The NSW government is continuing its hard-line approach towards the use and possession of illegal drugs, increasing the presence of police at music festivals and refusing to implement harm minimisation initiatives such as pill testing.

Premier Berejiklian and her cohorts continue to spout the rhetoric used by prohibitionists for generations – that drugs are illegal due to the fact they are dangerous, and harm reduction measures will send the message that taking these substance is permissible, thereby encouraging their use.

But the fact of the matter is that drugs are not criminalised due to their dangers, but for reasons based in power, politics and prejudice.

Lack of correlation between harm and criminalisation

A study by Professor David Nutt, Dr Leslie King and Dr Lawrence Phillips on behalf of the Independent Scientific Committee on Drugs conducted a ‘multicriteria decision analysis’ of 20 drugs, applying 16 criteria to determine the harm they pose, nine of which related to harms to the user and seven to harms towards others.

The criterion included damage to health, economic cost and links to crime. Each drug was given an overall harm score, and the results came as a surprise to many.

The study found that, perhaps unsurprisingly, the most harmful drug overall is alcohol. And despite the vast number of deaths every year due to illnesses caused by cigarettes, with all their contaminants, tobacco came in at sixth. Of course, both of these drugs are legal.

Illegal drugs took the second to fifth positions, descending from heroin at number two, to crack cocaine, methamphetamine and cocaine.

However, it is notable that many illegal drugs – such as MDMA (‘ecstacy’), ketamine and LSD – were assessed to be less than one-seventh as harmful as alcohol and, perhaps more importantly for prohibition purposes, were less than one-twentieth as harmful to others as alcohol.

Brief history of criminalisation

Australians in the nineteenth century were among the world’s largest consumers of opiates, in the form of patent medicines. Laudanum, for example, was a mixture of opium and alcohol and was administered to children.

And before federation in 1901, very few laws regulated the use of drugs in Australia.

The first Australian drug laws were patently racist in nature. A law in 1857 which imposed restrictions on opium was expressly aimed at discouraging the entry of Chinese people into the country.

Further restrictions were passed in 1897 which prohibited any use of opium by Indigenous, while other members of the population were allowed to possess and smoke the drug until 1908.

More restrictions came about to maintain relations with the United States. Influenced by temperance activists, US President Theodore Roosevelt convened an international opium conference in 1909, which eventually resulted in the International Opium Convention.

Australia became a signatory to the convention in 1913, and by 1925 the Convention had expanded to include the prohibition of opium, morphine, heroin, cocaine, and cannabis.

The initial criminalisation of marijuana also had a racist element, and was a poor excuse for curing a social ill.

Powerful media magnate William Randolph Hearst claimed that “marihuana” was responsible for murderous rampages by blacks and Mexicans, and disrupting the fabric of traditional society, and Hearst ensured his newspapers propagated those views.
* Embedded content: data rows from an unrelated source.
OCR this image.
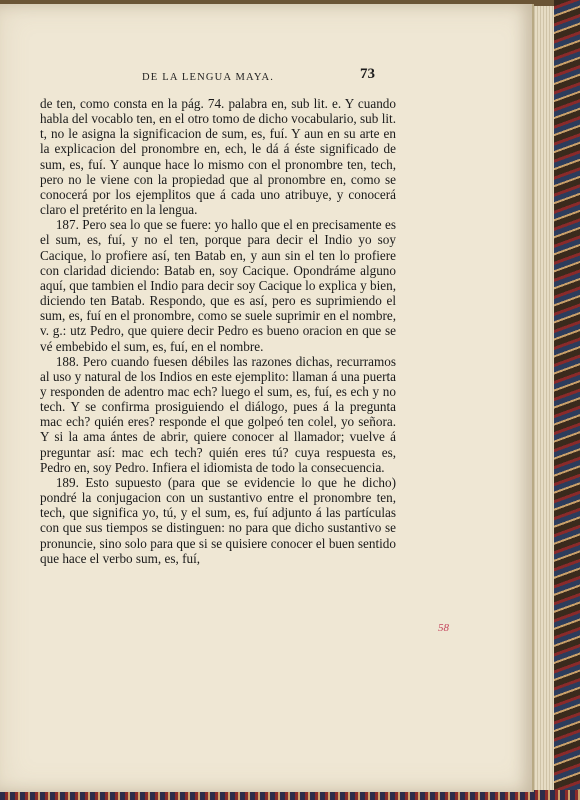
DE LA LENGUA MAYA.	73

de ten, como consta en la pág. 74. palabra en, sub lit. e. Y cuando habla del vocablo ten, en el otro tomo de dicho vocabulario, sub lit. t, no le asigna la significacion de sum, es, fuí. Y aun en su arte en la explicacion del pronombre en, ech, le dá á éste significado de sum, es, fuí. Y aunque hace lo mismo con el pronombre ten, tech, pero no le viene con la propiedad que al pronombre en, como se conocerá por los ejemplitos que á cada uno atribuye, y conocerá claro el pretérito en la lengua.

187. Pero sea lo que se fuere: yo hallo que el en precisamente es el sum, es, fuí, y no el ten, porque para decir el Indio yo soy Cacique, lo profiere así, ten Batab en, y aun sin el ten lo profiere con claridad diciendo: Batab en, soy Cacique. Opondráme alguno aquí, que tambien el Indio para decir soy Cacique lo explica y bien, diciendo ten Batab. Respondo, que es así, pero es suprimiendo el sum, es, fuí en el pronombre, como se suele suprimir en el nombre, v. g.: utz Pedro, que quiere decir Pedro es bueno oracion en que se vé embebido el sum, es, fuí, en el nombre.

188. Pero cuando fuesen débiles las razones dichas, recurramos al uso y natural de los Indios en este ejemplito: llaman á una puerta y responden de adentro mac ech? luego el sum, es, fuí, es ech y no tech. Y se confirma prosiguiendo el diálogo, pues á la pregunta mac ech? quién eres? responde el que golpeó ten colel, yo señora. Y si la ama ántes de abrir, quiere conocer al llamador; vuelve á preguntar así: mac ech tech? quién eres tú? cuya respuesta es, Pedro en, soy Pedro. Infiera el idiomista de todo la consecuencia.

189. Esto supuesto (para que se evidencie lo que he dicho) pondré la conjugacion con un sustantivo entre el pronombre ten, tech, que significa yo, tú, y el sum, es, fuí adjunto á las partículas con que sus tiempos se distinguen: no para que dicho sustantivo se pronuncie, sino solo para que si se quisiere conocer el buen sentido que hace el verbo sum, es, fuí,

58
Of course, alcohol prohibition was tried and failed in various parts of Australia around the time of the Great Depression. The Temperance Movement which led to greater regulation and, in some places, prohibition led to an increase in criminal activity and was eventually abandoned – with the power and influence of the Aussie drinking culture winning in the end, despite the drug’s harms.

The first wave of broader drug criminalisation in Australia was unconcerned with recreational drugs, which only became used more commonly used in the 1960s.

Drugs were primarily regulated under the various Poisons Acts of the states, reflecting the need to control the use of medicinal substances, rather than criminalising use.

But by the 1970s, all Australian states had enacted laws that made distinctions between possession, use and supply.

Start of harm reduction strategies

In 1985, the federal and state governments adopted a National Drug Strategy with a view to addressing the issue of drug misuse.

The strategy placed a heavy emphasis on prohibition and policing, but also recognised the need for harm reduction initiatives.

Australian governments, however, have invested the vast majority of resources into prohibition and enforcement, with a recent study finding that just 2% of funds go towards harm reduction, while a whopping 66% are spent in law enforcement alone.

Failure of the war on drugs

Drug prohibition has failed, however, to reduce consumption.

In fact, a substantial 43% of Australians admit to having tried an illicit drug at least once in their lifetimes – technically making them criminals, albeit undetected ones.

Professor Nicole Lee, from the National Drug Research Institute remarked that “while we focus on the use of drugs, we will continue to implement ineffective strategies, such as arresting people for use and possession”, adding, “if we focus on harms, we start to implement effective strategies, including prevention, harm reduction and treatment.”

Other countries, including Portugal, have moved away from a prohibitionist model and reaped enormous financial and social benefits as a result.

But as Australia continues to invest hundreds of millions of taxpayer dollars a year on drug law enforcement and incarceration, the above study is a salient reminder that prohibition is an irrational policy dictated by considerations other than the harms created by particular substances.